The complaint, filed in Washington federal court last summer, accused the company of marketing their LPs as purely analog while using Direct Stream Digital (DSD) technology in its vinyl production. MoFi confirmed that allegation shortly before the suit was filed. Months prior, MoFi had opened a new vinyl pressing plant in Oxnard, California, which they heralded as America’s “premier vinyl production facility.”
That August, MoFi customers Stephen J. Tuttle and Dustin Collman filed a proposed class action in Washington federal court, alleging that MoFi’s branding had been “deceptive and misleading” and had tricked them into paying higher prices for ultimately lesser quality vinyl.
Subsequently, plaintiff Adam Stiles of Charlotte, North Carolina filed another proposed class action lawsuit that year, pointing to his purchase of a $40 Pretenders album released by MoFi, which the company claimed was pressed from the “original master recording.” “Had Mr. Stiles been aware that the record used digital remastering or DSD technology, he would not have purchased the record, or would have paid significantly less for it,” the lawsuit noted. It also claimed that other members of the potential class action lawsuit were similarly impacted by paying a higher price for records with that label.
Stiles’ complaint alleged fraud, deceptive trade practices, breach of warranty (express and implied), unjust enrichment, and more. He sought restitution and damage on behalf of himself and the proposed class.

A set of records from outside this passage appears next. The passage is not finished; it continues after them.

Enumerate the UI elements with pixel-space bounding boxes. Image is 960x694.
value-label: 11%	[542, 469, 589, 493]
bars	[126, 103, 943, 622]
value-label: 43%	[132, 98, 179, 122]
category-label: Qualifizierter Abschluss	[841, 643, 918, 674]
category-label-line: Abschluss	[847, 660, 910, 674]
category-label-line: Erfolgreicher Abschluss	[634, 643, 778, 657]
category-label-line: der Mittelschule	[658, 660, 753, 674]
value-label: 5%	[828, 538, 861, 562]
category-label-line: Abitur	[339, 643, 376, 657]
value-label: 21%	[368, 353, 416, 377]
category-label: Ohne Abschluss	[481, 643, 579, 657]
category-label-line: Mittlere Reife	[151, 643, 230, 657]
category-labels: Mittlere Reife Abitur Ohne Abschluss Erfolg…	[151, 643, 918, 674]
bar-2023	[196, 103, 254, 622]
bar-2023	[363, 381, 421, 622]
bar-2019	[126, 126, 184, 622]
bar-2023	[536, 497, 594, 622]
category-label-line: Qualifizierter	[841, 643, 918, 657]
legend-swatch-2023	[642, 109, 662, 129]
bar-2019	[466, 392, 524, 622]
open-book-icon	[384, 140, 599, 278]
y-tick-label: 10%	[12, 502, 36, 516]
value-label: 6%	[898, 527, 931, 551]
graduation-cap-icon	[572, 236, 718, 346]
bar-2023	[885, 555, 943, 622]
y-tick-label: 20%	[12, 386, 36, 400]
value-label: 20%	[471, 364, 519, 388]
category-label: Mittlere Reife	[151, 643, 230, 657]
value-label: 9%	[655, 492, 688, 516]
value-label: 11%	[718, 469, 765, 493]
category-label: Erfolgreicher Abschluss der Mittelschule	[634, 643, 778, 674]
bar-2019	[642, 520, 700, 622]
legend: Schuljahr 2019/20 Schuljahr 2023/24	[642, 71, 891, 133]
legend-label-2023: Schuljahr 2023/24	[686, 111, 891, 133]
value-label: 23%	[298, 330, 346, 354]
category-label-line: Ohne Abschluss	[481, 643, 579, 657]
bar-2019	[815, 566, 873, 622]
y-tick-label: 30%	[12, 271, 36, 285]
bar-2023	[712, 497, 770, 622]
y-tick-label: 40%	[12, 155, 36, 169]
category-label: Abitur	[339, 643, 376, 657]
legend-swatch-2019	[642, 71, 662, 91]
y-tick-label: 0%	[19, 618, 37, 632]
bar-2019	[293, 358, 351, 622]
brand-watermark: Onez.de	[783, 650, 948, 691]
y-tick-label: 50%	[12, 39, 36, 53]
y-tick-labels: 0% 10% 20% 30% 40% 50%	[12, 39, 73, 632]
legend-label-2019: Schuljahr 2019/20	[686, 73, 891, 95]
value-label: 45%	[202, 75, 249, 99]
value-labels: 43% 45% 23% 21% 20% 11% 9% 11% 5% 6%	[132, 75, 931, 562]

Back in February, Billboard reported that MoFi had reached a settlement with Tuttle, Collman, and additional plaintiffs that could reach up to $25 million—but that several customers objected to the deal, saying it was “tainted by the stink of collusion.” The proposed settlement offered two options for tens of thousands spurned customers: They could return their eligible purchases for a full refund, or, they could keep the records and receive a 5% cash refund or a 10% refund in credit. The settlement would have allowed MoFi to continue denying any wrongdoing.
The proposed settlement was expected to compensate roughly 40,000 consumers who bought albums marketed as analog. However, attorneys who filed similar complaints against MoFi claimed that they were not consulted about the “inadequate, collusive settlement” and that it was reached by “ineffectual” lawyers.
On Tuesday (May 9), U.S. District Judge James L. Robart preliminarily approved the settlement, rejecting claims that it was the result of collusion. Robart ruled that “the Amended Settlement Agreement is fair, adequate, and reasonable pursuant to Federal Rule of Civil Procedure,” per court documents. The settlement is still pending final approval.